Planning and instinct. These two things go a long way toward managing a crisis. And as anyone who knows me has heard me say countless times, the faster an organization gets on top of a crisis, the more likely it is to recover. Two national news stories this past spring really brought the point home.
When it comes to planning, Southwest Airlines had it covered. After an engine ruptured in mid-air in April, killing a passenger on board, the airline immediately deployed its emergency response plan. Staff were scrambled to different locations to manage the varied aspects of the situation, the CEO immediately called key transportation agencies and got in the air to visit with the passengers and crew, and compassion ruled the day.
The Wall Street Journal ran a great story
about the airline's response.
A strong plan must be complemented by good instinct. That is where Waffle House CEO Walt Ehmer comes in. He made it his business to be
on the ground immediately after a horrific mass shooting
at one of its restaurants in Tennessee. In addition to meeting with the news media, he publicly thanked -- hugged, actually -- the man who saved lives by wrestling the weapon from the shooter, and attended the funerals of victims.

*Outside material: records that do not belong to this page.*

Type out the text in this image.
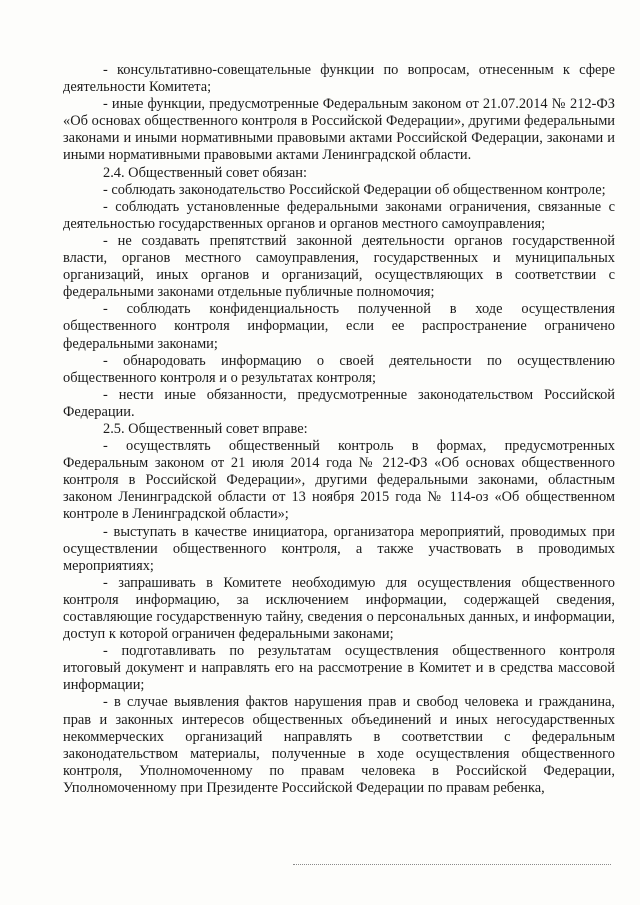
- консультативно-совещательные функции по вопросам, отнесенным к сфере деятельности Комитета;

- иные функции, предусмотренные Федеральным законом от 21.07.2014 № 212-ФЗ «Об основах общественного контроля в Российской Федерации», другими федеральными законами и иными нормативными правовыми актами Российской Федерации, законами и иными нормативными правовыми актами Ленинградской области.

2.4. Общественный совет обязан:

- соблюдать законодательство Российской Федерации об общественном контроле;

- соблюдать установленные федеральными законами ограничения, связанные с деятельностью государственных органов и органов местного самоуправления;

- не создавать препятствий законной деятельности органов государственной власти, органов местного самоуправления, государственных и муниципальных организаций, иных органов и организаций, осуществляющих в соответствии с федеральными законами отдельные публичные полномочия;

- соблюдать конфиденциальность полученной в ходе осуществления общественного контроля информации, если ее распространение ограничено федеральными законами;

- обнародовать информацию о своей деятельности по осуществлению общественного контроля и о результатах контроля;

- нести иные обязанности, предусмотренные законодательством Российской Федерации.

2.5. Общественный совет вправе:

- осуществлять общественный контроль в формах, предусмотренных Федеральным законом от 21 июля 2014 года № 212-ФЗ «Об основах общественного контроля в Российской Федерации», другими федеральными законами, областным законом Ленинградской области от 13 ноября 2015 года № 114-оз «Об общественном контроле в Ленинградской области»;

- выступать в качестве инициатора, организатора мероприятий, проводимых при осуществлении общественного контроля, а также участвовать в проводимых мероприятиях;

- запрашивать в Комитете необходимую для осуществления общественного контроля информацию, за исключением информации, содержащей сведения, составляющие государственную тайну, сведения о персональных данных, и информации, доступ к которой ограничен федеральными законами;

- подготавливать по результатам осуществления общественного контроля итоговый документ и направлять его на рассмотрение в Комитет и в средства массовой информации;

- в случае выявления фактов нарушения прав и свобод человека и гражданина, прав и законных интересов общественных объединений и иных негосударственных некоммерческих организаций направлять в соответствии с федеральным законодательством материалы, полученные в ходе осуществления общественного контроля, Уполномоченному по правам человека в Российской Федерации, Уполномоченному при Президенте Российской Федерации по правам ребенка,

The public wants leadership from corporate America, particularly at a time of tragedy, and in each instance, a CEO stepped up -- one guided by a plan and the other by instinct -- and in so doing each restored public confidence in their brand.

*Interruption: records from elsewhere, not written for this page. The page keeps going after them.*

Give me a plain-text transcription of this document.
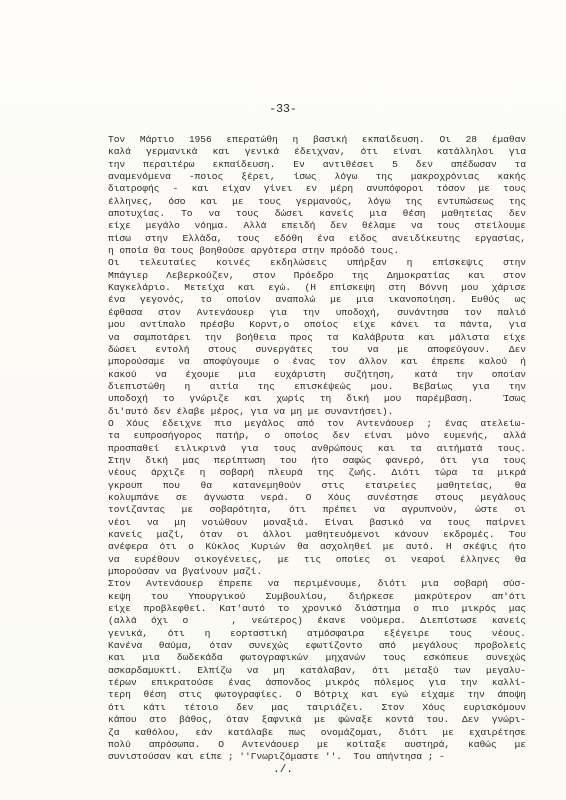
-33-
Τον Μάρτιο 1956 επερατώθη η βασική εκπαίδευση. Οι 28 έμαθαν
καλά γερμανικά και γενικά έδειχναν, ότι είναι κατάλληλοι για
την περαιτέρω εκπαίδευση. Εν αντιθέσει 5 δεν απέδωσαν τα
αναμενόμενα -ποιος ξέρει, ίσως λόγω της μακροχρόνιας κακής
διατροφής - και είχαν γίνει εν μέρη ανυπόφοροι τόσον με τους
έλληνες, όσο και με τους γερμανούς, λόγω της εντυπώσεως της
αποτυχίας. Το να τους δώσει κανείς μια θέση μαθητείας δεν
είχε μεγάλο νόημα. Αλλά επειδή δεν θέλαμε να τους στείλουμε
πίσω στην Ελλάδα, τους εδόθη ένα είδος ανειδίκευτης εργασίας,
η οποία θα τους βοηθούσε αργότερα στην πρόοδό τους.
Οι τελευταίες κοινές εκδηλώσεις υπήρξαν η επίσκεψις στην
Μπάγιερ Λεβερκούζεν, στον Πρόεδρο της Δημοκρατίας και στον
Καγκελάριο. Μετείχα και εγώ. (Η επίσκεψη στη Βόννη μου χάρισε
ένα γεγονός, το οποίον αναπολώ με μια ικανοποίηση. Ευθύς ως
έφθασα στον Αντενάουερ για την υποδοχή, συνάντησα τον παλιό
μου αντίπαλο πρέσβυ Κορντ,ο οποίος είχε κάνει τα πάντα, για
να σαμποτάρει την βοήθεια προς τα Καλάβρυτα και μάλιστα είχε
δώσει εντολή στους συνεργάτες του να με αποφεύγουν. Δεν
μπορούσαμε να αποφύγουμε ο ένας τον άλλον και έπρεπε καλού ή
κακού να έχουμε μια ευχάριστη συζήτηση, κατά την οποίαν
διεπιστώθη η αιτία της επισκέψεώς μου. Βεβαίως για την
υποδοχή το γνώριζε και χωρίς τη δική μου παρέμβαση.  Ίσως
δι'αυτό δεν έλαβε μέρος, για να μη με συναντήσει).
Ο Χόυς έδειχνε πιο μεγάλος από τον Αντενάουερ ; ένας ατελείω-
τα ευπροσήγορος πατήρ, ο οποίος δεν είναι μόνο ευμενής, αλλά
προσπαθεί ειλικρινά για τους ανθρώπους και τα αιτήματά τους.
Στην δική μας περίπτωση του ήτο σαφώς φανερό, ότι για τους
νέους άρχιζε η σοβαρή πλευρά της ζωής. Διότι τώρα τα μικρά
γκρουπ που θα κατανεμηθούν στις εταιρείες μαθητείας, θα
κολυμπάνε σε άγνωστα νερά. Ο Χόυς συνέστησε στους μεγάλους
τονίζαντας με σοβαρότητα, ότι πρέπει να αγρυπνούν, ώστε οι
νέοι να μη νοιώθουν μοναξιά. Είναι βασικό να τους παίρνει
κανείς μαζί, όταν οι άλλοι μαθητευόμενοι κάνουν εκδρομές. Του
ανέφερα ότι ο Κύκλος Κυριών θα ασχοληθεί με αυτό. Η σκέψις ήτο
να ευρέθουν οικογένειες, με τις οποίες οι νεαροί έλληνες θα
μπορούσαν να βγαίνουν μαζί.
Στον Αντενάουερ έπρεπε να περιμένουμε, διότι μια σοβαρή σύσ-
κεψη του Υπουργικού Συμβουλίου, διήρκεσε μακρύτερον απ'ότι
είχε προβλεφθεί. Κατ'αυτό το χρονικό διάστημα ο πιο μικρός μας
(αλλά όχι ο   , νεώτερος) έκανε νούμερα. Διεπίστωσε κανείς
γενικά, ότι η εορταστική ατμόσφαιρα εξέγειρε τους νέους.
Κανένα θαύμα, όταν συνεχώς εφωτίζοντο από μεγάλους προβολείς
και μια δωδεκάδα φωτογραφικών μηχανών τους εσκόπευε συνεχώς
ασκαρδαμυκτί. Ελπίζω να μη κατάλαβαν, ότι μεταξύ των μεγαλυ-
τέρων επικρατούσε ένας άσπονδος μικρός πόλεμος για την καλλί-
τερη θέση στις φωτογραφίες. Ο Βότριχ και εγώ είχαμε την άποψη
ότι κάτι τέτοιο δεν μας ταιριάζει. Στον Χόυς ευρισκόμουν
κάπου στο βάθος, όταν ξαφνικά με φώναξε κοντά του. Δεν γνώρι-
ζα καθόλου, εάν κατάλαβε πως ονομάζομαι, διότι με εχαιρέτησε
πολύ απρόσωπα. Ο Αντενάουερ με κοίταξε αυστηρά, καθώς με
συνιστούσαν και είπε ; ''Γνωριζόμαστε ''.  Του απήντησα ; -
./.
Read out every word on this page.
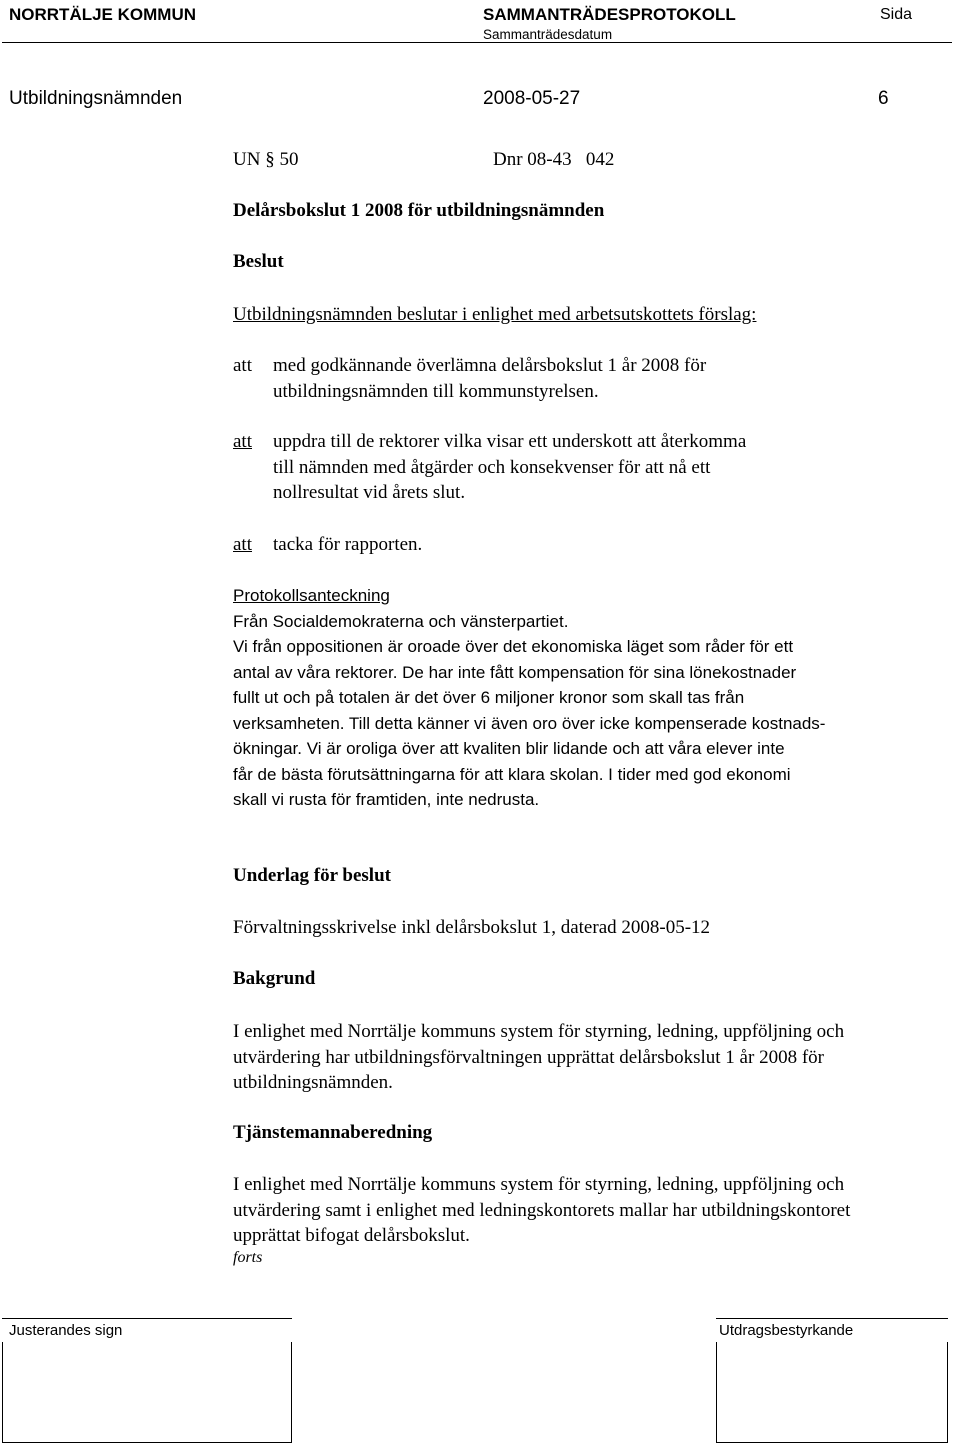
NORRTÄLJE KOMMUN	SAMMANTRÄDESPROTOKOLL
Sammanträdesdatum
Sida
Utbildningsnämnden	2008-05-27	6
UN § 50	Dnr 08-43   042
Delårsbokslut 1 2008 för utbildningsnämnden
Beslut
Utbildningsnämnden beslutar i enlighet med arbetsutskottets förslag:
att med godkännande överlämna delårsbokslut 1 år 2008 för
utbildningsnämnden till kommunstyrelsen.
att uppdra till de rektorer vilka visar ett underskott att återkomma
till nämnden med åtgärder och konsekvenser för att nå ett
nollresultat vid årets slut.
att tacka för rapporten.
Protokollsanteckning
Från Socialdemokraterna och vänsterpartiet.
Vi från oppositionen är oroade över det ekonomiska läget som råder för ett
antal av våra rektorer. De har inte fått kompensation för sina lönekostnader
fullt ut och på totalen är det över 6 miljoner kronor som skall tas från
verksamheten. Till detta känner vi även oro över icke kompenserade kostnads-
ökningar. Vi är oroliga över att kvaliten blir lidande och att våra elever inte
får de bästa förutsättningarna för att klara skolan. I tider med god ekonomi
skall vi rusta för framtiden, inte nedrusta.
Underlag för beslut
Förvaltningsskrivelse inkl delårsbokslut 1, daterad 2008-05-12
Bakgrund
I enlighet med Norrtälje kommuns system för styrning, ledning, uppföljning och
utvärdering har utbildningsförvaltningen upprättat delårsbokslut 1 år 2008 för
utbildningsnämnden.
Tjänstemannaberedning
I enlighet med Norrtälje kommuns system för styrning, ledning, uppföljning och
utvärdering samt i enlighet med ledningskontorets mallar har utbildningskontoret
upprättat bifogat delårsbokslut.
forts
Justerandes sign	Utdragsbestyrkande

These ever-so-slightly slower days of summer are a great time to think through your organization's readiness for a crisis. I had the pleasure of speaking recently at the annual meeting of the International Academy of Compounding Pharmacists in Washington, D.C. and told those assembled that every business and nonprofit should have a crisis plan in place. Whether it is done in-house or with outside help, and regardless of length or complexity, it is fundamental.
For most organizations, crisis will strike sooner or later. That is a reality of our world. It is how an organization responds that can set it apart from others.